Leute kennenlernen, gemeinsam laufen und Spaß haben: Lauftreffs „3.0“ klingen toll, findet Mike Kleiss.

Meine Laufleidenschaft ist – ich gebe es zu – zwar erst seit fast 4 Jahren zu einem für mich gesunden Wahnsinn geworden. 20 Jahre hatte ich das Laufen auf Seite gepackt, aber auch davor bin ich gelaufen. Viel. Und, im Gegensatz zu heute, nie alleine. Seit ich mich 2012 wieder auf den Weg gemacht habe, laufe ich alleine, nur mit meinen Hunden Spagna und Dante. Zwei Italienern aus einem Tierheim in den Abruzzen. Nur wir und die Natur. Das war damals ganz anders. Meistens lief ich in einem Lauftreff. Mein Vater hatte mich mal mitgeschleppt. Er war damals ein passionierter Lauftreff-Runner.

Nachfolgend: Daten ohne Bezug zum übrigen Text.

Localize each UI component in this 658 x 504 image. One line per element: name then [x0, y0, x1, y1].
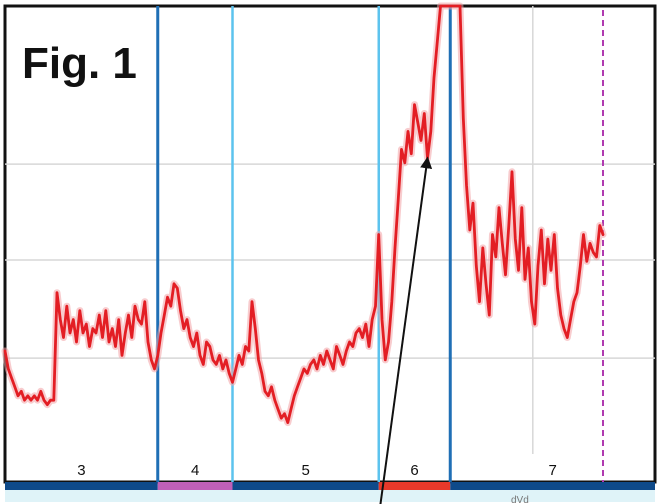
segment-label-layer: 3 4 5 6 7: [77, 462, 557, 479]
annotation-arrow: [379, 156, 433, 504]
boundary-layer: [156, 6, 604, 482]
bottom-fragment-text: dVd: [511, 495, 529, 504]
segment-band-7: [450, 482, 655, 490]
trace-layer: [1, 2, 607, 427]
segment-label-3: 3: [77, 462, 85, 479]
segment-label-4: 4: [191, 462, 199, 479]
segment-band-6: [378, 482, 451, 490]
segment-label-7: 7: [548, 462, 556, 479]
figure-title: Fig. 1: [22, 39, 137, 88]
segment-band-3: [5, 482, 158, 490]
segment-label-5: 5: [301, 462, 309, 479]
segment-band-4: [157, 482, 233, 490]
segment-band-5: [232, 482, 379, 490]
trace-line: [3, 4, 605, 425]
segment-label-6: 6: [410, 462, 418, 479]
band-layer: [5, 482, 655, 502]
lower-strip: [5, 490, 655, 502]
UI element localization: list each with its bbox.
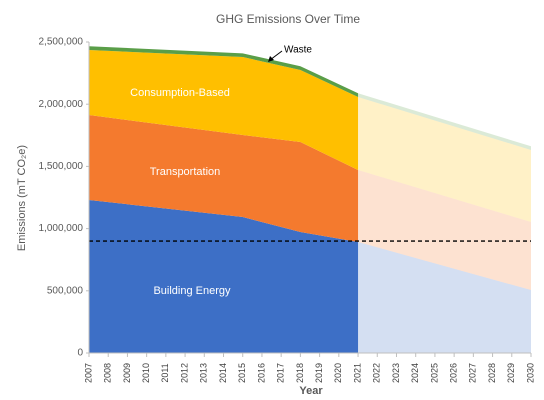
x-tick-label: 2027: [468, 363, 478, 383]
x-tick-label: 2018: [295, 363, 305, 383]
projected-area: [358, 170, 531, 291]
area: [89, 46, 359, 97]
x-tick-label: 2009: [122, 363, 132, 383]
area-label: Transportation: [150, 166, 221, 178]
y-tick-label: 2,000,000: [39, 99, 84, 110]
projected-area: [358, 242, 531, 353]
x-tick-label: 2030: [525, 363, 535, 383]
x-tick-label: 2007: [83, 363, 93, 383]
area: [89, 115, 359, 243]
x-tick-label: 2010: [141, 363, 151, 383]
x-tick-label: 2025: [429, 363, 439, 383]
y-axis-label: Emissions (mT CO₂e): [16, 145, 28, 251]
x-tick-label: 2020: [333, 363, 343, 383]
x-tick-label: 2014: [218, 363, 228, 383]
area-label: Building Energy: [153, 285, 231, 297]
x-tick-label: 2024: [410, 363, 420, 383]
x-tick-label: 2012: [179, 363, 189, 383]
chart-title: GHG Emissions Over Time: [216, 12, 360, 26]
area: [89, 49, 359, 171]
x-tick-label: 2029: [506, 363, 516, 383]
y-tick-label: 1,000,000: [39, 223, 84, 234]
y-tick-label: 2,500,000: [39, 37, 84, 48]
y-tick-label: 0: [77, 348, 83, 359]
x-tick-label: 2021: [352, 363, 362, 383]
x-tick-label: 2015: [237, 363, 247, 383]
projected-area: [358, 96, 531, 223]
y-tick-label: 500,000: [47, 285, 84, 296]
x-tick-label: 2011: [160, 363, 170, 382]
x-tick-label: 2026: [449, 363, 459, 383]
x-tick-label: 2016: [256, 363, 266, 383]
x-tick-label: 2008: [103, 363, 113, 383]
annotation-arrowhead: [268, 56, 274, 62]
x-tick-label: 2028: [487, 363, 497, 383]
y-tick-label: 1,500,000: [39, 161, 84, 172]
x-tick-label: 2013: [199, 363, 209, 383]
area-label: Consumption-Based: [130, 87, 230, 99]
x-tick-label: 2017: [276, 363, 286, 383]
annotation-label: Waste: [284, 45, 312, 56]
x-tick-label: 2022: [372, 363, 382, 383]
x-tick-label: 2023: [391, 363, 401, 383]
area: [89, 199, 359, 353]
x-tick-label: 2019: [314, 363, 324, 383]
x-axis-label: Year: [299, 385, 323, 397]
projected-area: [358, 93, 531, 150]
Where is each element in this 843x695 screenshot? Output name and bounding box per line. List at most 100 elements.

Das Trauma Trimm-dich-Pfade und Lauftreff

Dad, ich muss es dir jetzt nach all den Jahren sagen: Danke dafür, dass du mich zum Laufen gebracht hast, aber dieser Lauftreff war die Pest. Alleine das Wort Lauftreff hat bei mir immer einen Art Meniskusdauerschaden ausgelöst. Ähnlich wie „Dauerläufer“ oder „Trimm-dich-Pfad“. Auch auf dem Trimm-dich-Pfad bin ich mit Dad und seinen Studienkollegen oft gewesen. Und während ich das so schreibe, sehe ich die blauen Schilder vor mir, auf denen die Übungen beschrieben waren, die ich immer nicht verstand. Lauftreffs war gefühlt für mich sooo 70-er und sooo oldschool, und sooo Kegel-Rentnerclub.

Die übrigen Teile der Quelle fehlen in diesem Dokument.